Diketahui, aksi represif yang dilakukan oleh oknum Sapol-PP tersebut bermula ketika puluhan aktivis HMI-MPO Cabang Bogor menggelar aksi unjuk rasa menanggapi Polemik RSUD Leuwiliang yang diduga maladaministrasi dan dugaan indikasi korupsi. Namun, aksi tersebut berakhir kisruh antara peserta aksi dengan anggota Satpol-PP yang saat itu peserta aksi berusaha masuk dengan cara mendorong-dorong gerbang Kantor Pemkab Bogor.
Akibatnya, enam orang kades HMI-MPO Cabang Bogor tersebut mengalami luka-luka, satu diantaranya mengalami luka berat pada bagian kepala.
Menanggapi hal tersebut, Ketua HMI MPO Cabang Lebak Aceng Hakiki mengecam keras tindakan represif yang dilakukan oleh oknum anggota Satpol-PP Pemkab Bogor. Menurutnya, tindakan tersebut telah melukai marwah demokrasi dalam penyampaian pendapat dimuka umum.

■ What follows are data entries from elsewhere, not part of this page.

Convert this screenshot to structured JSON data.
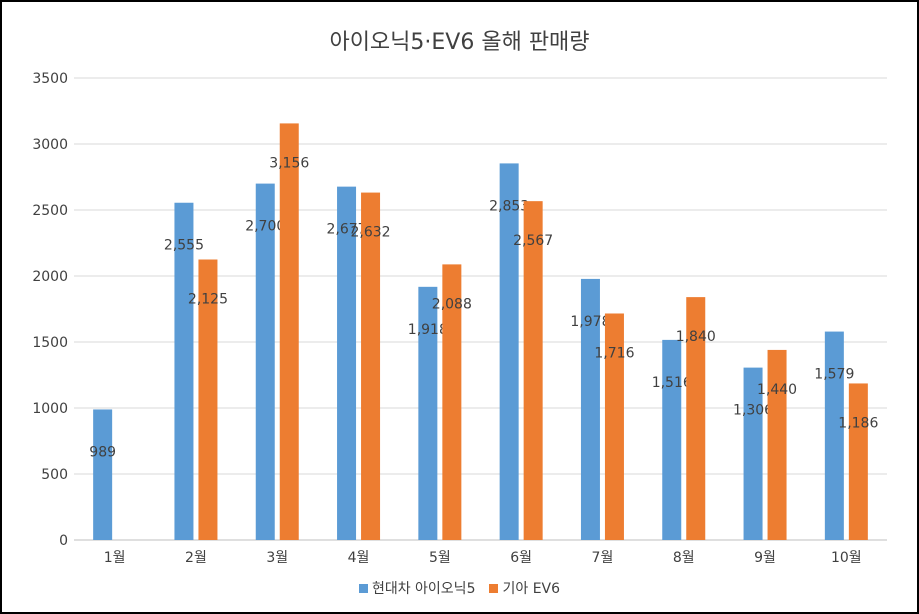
{
  "chart_data": {
    "type": "bar",
    "title": "아이오닉5·EV6 올해 판매량",
    "categories": [
      "1월",
      "2월",
      "3월",
      "4월",
      "5월",
      "6월",
      "7월",
      "8월",
      "9월",
      "10월"
    ],
    "series": [
      {
        "name": "현대차 아이오닉5",
        "color": "#5b9bd5",
        "values": [
          989,
          2555,
          2700,
          2677,
          1918,
          2853,
          1978,
          1516,
          1306,
          1579
        ],
        "labels": [
          "989",
          "2,555",
          "2,700",
          "2,677",
          "1,918",
          "2,853",
          "1,978",
          "1,516",
          "1,306",
          "1,579"
        ]
      },
      {
        "name": "기아 EV6",
        "color": "#ed7d31",
        "values": [
          null,
          2125,
          3156,
          2632,
          2088,
          2567,
          1716,
          1840,
          1440,
          1186
        ],
        "labels": [
          null,
          "2,125",
          "3,156",
          "2,632",
          "2,088",
          "2,567",
          "1,716",
          "1,840",
          "1,440",
          "1,186"
        ]
      }
    ],
    "ylim": [
      0,
      3500
    ],
    "yticks": [
      "0",
      "500",
      "1000",
      "1500",
      "2000",
      "2500",
      "3000",
      "3500"
    ],
    "grid": true,
    "legend_position": "bottom"
  }
}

“Kami pengurus HMI-MPO Cabang Lebak mengecam keras aksi represif yang dilakukan oleh oknum anggota Satpol-PP terhadap kader HMI-MPO Bogor. Tindakan tersebut merupakan bentuk pembungkaman terhadap masyarakat umum khsusunya mahasiswa,” kata Aceng Jum’at (18/9/2020).
Aceng mendesak agar Satpol-PP seyempat melakukan evaluasi terhadap kinerja anggota yang telah bersifat arogan dengan melakukan tindakan represif yang telah menyebabkan peserta aksi mengalami luka-luka.
“Evaluasi kinerja, kenapa anggota bisa bersikap searogan itu. Bila perlu copot saja Kapolres dan Kasatpol PP yang tidak becus dalam mengkordinir anggotanya, ” pungkasnya.
Untuk diketahui, mahasiswa mengkritisi dan meminta pembangunan megaproyek RSUD Leuwiliang Kabupaten Bogor yang bersumber dari APBD 2020 senilai Rp. 62.239.000.000, untuk dihentikan sementara. Pasalnya, dalam proses pembangunan megaproyek tersebut terindikasi banyak kejanggalan. Mulai dari proses lelang tender hingga re-design struktur. Untuk itu, selain meminta proses pembangunan RSUD Leuwiliang dihentikan semenarar, mahasiswa juga meminta DPRD Bogor untuk memaksimalkan fungsi pengawasan pada megaproyek tersebut. (*/Deni).